E.J. Ourso College of Business Administration, Louisiana State University, Baton Rouge, Louisiana, United States of America.
PLoS One. 2020 Sep 22;15(9):e0239572. doi: 10.1371/journal.pone.0239572. eCollection 2020.
Social distancing, a non-pharmaceutical tactic aimed at reducing the spread of COVID-19, can arise because individuals voluntarily distance from others to avoid contracting the disease. Alternatively, it can arise because of jurisdictional restrictions imposed by local authorities. We run reduced form models of social distancing as a function of county-level exogenous demographic variables and jurisdictional fixed effects for 49 states to assess the relative contributions of demographic and jurisdictional effects in explaining social distancing behavior. To allow for possible spatial aspects of a contagious disease, we also model the spillovers associated with demographic variables in surrounding counties as well as allow for disturbances that depend upon those in surrounding counties. We run our models weekly and examine the evolution of the estimated coefficients over time since the onset of the COVID-19 pandemic in the United States. These estimated coefficients express the revealed preferences of individuals who were able to and chose to stay at home to avoid the disease. Stay-at-home behavior measured using cell phone tracking data exhibits considerable cross-sectional variation, increasing over nine-fold from the end of January 2020 to the end of March 2020, and then decreasing by about 50% through mid-June 2020. Our estimation results show that demographic exogenous variables explain substantially more of this variation than predictions from jurisdictional fixed effects. Moreover, the explanations from demographic exogenous variables and jurisdictional fixed effects show an evolving correlation over the sample period, initially partially offsetting, and eventually reinforcing each other. Furthermore, the predicted social distance from demographic exogenous variables shows substantial spatial autoregressive dependence, indicating clustering in social distancing behavior. The increased variance of stay-at-home behavior coupled with the high level of spatial dependence can result in relatively intense hotspots and coldspots of social distance, which has implications for disease spread and mitigation.

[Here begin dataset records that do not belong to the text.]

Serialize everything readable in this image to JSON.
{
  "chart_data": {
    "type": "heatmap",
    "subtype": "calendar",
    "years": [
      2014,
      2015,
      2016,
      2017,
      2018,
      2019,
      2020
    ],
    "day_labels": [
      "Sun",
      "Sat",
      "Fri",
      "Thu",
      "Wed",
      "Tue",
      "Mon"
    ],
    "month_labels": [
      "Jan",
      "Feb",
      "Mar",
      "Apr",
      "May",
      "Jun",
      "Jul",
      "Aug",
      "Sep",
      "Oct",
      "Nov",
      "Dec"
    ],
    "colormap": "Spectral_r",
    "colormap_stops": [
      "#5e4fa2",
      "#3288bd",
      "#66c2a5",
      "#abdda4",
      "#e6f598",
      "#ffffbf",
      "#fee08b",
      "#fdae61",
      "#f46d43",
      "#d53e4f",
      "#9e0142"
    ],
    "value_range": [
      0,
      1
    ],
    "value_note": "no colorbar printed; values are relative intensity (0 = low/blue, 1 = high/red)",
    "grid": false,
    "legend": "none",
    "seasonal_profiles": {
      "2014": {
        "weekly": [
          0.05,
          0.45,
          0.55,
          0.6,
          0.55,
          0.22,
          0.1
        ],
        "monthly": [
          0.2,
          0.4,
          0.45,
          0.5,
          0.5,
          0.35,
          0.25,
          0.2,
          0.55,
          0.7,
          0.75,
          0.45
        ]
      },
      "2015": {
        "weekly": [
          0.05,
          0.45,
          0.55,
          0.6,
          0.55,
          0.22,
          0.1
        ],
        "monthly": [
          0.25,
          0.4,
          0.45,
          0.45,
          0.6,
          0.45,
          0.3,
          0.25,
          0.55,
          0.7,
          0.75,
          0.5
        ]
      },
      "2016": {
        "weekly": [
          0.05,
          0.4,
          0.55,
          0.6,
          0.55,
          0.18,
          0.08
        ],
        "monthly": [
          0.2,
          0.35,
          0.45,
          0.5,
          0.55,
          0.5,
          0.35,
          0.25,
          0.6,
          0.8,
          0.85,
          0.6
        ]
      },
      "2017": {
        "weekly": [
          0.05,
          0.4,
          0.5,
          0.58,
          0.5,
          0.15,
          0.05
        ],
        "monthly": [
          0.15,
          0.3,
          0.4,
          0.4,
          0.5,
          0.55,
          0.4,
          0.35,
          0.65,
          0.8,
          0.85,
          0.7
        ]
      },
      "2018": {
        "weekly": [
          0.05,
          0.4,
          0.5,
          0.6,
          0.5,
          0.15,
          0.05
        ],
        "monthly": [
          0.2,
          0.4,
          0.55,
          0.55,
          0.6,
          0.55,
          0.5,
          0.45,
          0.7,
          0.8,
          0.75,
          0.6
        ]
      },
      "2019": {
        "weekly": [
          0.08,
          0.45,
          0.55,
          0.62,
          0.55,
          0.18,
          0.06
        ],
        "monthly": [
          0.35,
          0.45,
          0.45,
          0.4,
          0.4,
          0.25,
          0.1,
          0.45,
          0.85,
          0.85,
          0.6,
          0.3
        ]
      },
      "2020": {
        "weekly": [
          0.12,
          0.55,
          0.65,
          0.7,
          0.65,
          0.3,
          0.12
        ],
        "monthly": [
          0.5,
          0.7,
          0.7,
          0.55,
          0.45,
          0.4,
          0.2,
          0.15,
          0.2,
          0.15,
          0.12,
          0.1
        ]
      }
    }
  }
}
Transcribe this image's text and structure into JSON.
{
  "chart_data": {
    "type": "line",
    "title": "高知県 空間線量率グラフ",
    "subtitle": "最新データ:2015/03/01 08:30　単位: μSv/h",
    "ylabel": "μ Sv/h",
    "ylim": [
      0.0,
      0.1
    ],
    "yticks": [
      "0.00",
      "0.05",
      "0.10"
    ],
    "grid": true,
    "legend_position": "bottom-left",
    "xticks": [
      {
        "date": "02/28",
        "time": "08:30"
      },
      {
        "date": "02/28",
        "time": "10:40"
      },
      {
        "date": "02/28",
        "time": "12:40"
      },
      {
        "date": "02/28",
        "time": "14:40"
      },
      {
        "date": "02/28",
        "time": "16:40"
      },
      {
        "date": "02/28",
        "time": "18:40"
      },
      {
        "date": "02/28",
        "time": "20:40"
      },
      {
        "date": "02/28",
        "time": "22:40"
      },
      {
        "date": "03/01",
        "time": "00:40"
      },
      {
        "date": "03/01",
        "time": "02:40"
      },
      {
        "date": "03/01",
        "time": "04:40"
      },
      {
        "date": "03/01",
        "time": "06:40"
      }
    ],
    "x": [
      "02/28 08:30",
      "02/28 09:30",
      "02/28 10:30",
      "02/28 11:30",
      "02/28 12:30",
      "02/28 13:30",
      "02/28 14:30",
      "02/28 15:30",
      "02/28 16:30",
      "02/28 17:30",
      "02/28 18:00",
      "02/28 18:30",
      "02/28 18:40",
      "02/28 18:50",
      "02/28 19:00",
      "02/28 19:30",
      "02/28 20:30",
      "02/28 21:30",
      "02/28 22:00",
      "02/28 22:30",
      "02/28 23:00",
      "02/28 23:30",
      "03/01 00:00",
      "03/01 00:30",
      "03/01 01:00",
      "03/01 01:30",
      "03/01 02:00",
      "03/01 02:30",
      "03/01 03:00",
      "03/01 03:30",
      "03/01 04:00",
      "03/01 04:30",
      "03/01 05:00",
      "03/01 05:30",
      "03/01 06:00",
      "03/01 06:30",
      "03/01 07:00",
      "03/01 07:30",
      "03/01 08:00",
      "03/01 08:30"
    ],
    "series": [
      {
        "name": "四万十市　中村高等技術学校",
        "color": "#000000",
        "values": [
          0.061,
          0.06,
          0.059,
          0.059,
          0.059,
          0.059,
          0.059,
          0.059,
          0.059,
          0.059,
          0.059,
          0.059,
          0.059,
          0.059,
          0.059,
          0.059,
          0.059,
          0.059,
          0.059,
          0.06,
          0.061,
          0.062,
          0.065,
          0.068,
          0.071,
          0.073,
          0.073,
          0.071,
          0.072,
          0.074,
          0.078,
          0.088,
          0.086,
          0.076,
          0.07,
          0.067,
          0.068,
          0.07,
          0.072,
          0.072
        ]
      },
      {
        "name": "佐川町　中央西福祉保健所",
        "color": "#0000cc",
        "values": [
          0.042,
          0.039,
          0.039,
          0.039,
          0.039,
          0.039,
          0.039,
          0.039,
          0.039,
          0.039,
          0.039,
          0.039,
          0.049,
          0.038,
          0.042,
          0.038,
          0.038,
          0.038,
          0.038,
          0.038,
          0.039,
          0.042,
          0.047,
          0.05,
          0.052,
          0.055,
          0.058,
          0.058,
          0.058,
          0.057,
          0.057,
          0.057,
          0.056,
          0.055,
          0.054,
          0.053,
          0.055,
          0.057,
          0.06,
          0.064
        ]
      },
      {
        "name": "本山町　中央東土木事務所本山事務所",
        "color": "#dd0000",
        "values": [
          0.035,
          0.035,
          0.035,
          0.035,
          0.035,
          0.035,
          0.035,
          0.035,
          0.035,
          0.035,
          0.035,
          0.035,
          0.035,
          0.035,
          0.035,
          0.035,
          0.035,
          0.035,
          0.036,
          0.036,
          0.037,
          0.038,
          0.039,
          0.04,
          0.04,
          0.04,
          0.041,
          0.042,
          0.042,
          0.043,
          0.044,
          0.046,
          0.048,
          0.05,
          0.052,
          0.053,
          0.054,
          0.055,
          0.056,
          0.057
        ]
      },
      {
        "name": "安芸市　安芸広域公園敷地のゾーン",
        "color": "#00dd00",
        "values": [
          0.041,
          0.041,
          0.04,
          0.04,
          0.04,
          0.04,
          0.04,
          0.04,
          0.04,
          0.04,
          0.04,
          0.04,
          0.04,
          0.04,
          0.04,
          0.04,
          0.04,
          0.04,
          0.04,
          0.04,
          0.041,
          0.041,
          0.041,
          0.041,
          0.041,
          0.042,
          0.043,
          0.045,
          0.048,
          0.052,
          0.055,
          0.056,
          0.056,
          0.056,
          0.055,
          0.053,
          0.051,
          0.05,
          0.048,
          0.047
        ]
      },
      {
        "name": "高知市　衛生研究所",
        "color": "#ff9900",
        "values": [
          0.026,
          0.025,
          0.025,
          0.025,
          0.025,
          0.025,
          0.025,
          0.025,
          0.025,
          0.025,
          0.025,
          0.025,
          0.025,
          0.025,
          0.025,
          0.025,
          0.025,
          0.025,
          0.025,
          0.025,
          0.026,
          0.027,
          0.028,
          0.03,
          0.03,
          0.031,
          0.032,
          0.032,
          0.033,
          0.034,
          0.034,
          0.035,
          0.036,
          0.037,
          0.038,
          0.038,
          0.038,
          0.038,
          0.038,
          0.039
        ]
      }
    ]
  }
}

社交距离是一种旨在减少 COVID-19 传播的非药物策略,可以由个人自愿与他人保持距离以避免感染疾病而产生,也可以由地方当局实施的管辖限制而产生。我们以县级外生人口统计学变量和管辖固定效应为函数,对 49 个州进行社交距离简化模型的回归,以评估人口统计学和管辖因素在解释社交距离行为方面的相对贡献。为了考虑传染病的可能的空间方面,我们还对周边县的人口统计学变量的溢出效应进行建模,并允许依赖周边县的干扰项。我们每周运行模型,并检查自美国 COVID-19 大流行开始以来,随着时间的推移,估计系数的演变。这些估计系数表达了那些能够选择并选择待在家里以避免疾病的个人的显示偏好。使用手机跟踪数据衡量的居家行为存在相当大的横截面差异,从 2020 年 1 月底到 2020 年 3 月底增加了九倍多,然后到 2020 年 6 月中旬减少了约 50%。我们的估计结果表明,人口统计学外生变量比管辖固定效应的预测解释了更多的这种变化。此外,人口统计学外生变量和管辖固定效应的解释在样本期间表现出不断变化的相关性,最初部分抵消,最终相互加强。此外,人口统计学外生变量预测的社交距离显示出相当大的空间自回归依赖关系,表明社交距离行为存在聚类。居家行为的方差增加加上高度的空间依赖性可能导致社交距离的热点和冷点相对集中,这对疾病的传播和缓解有影响。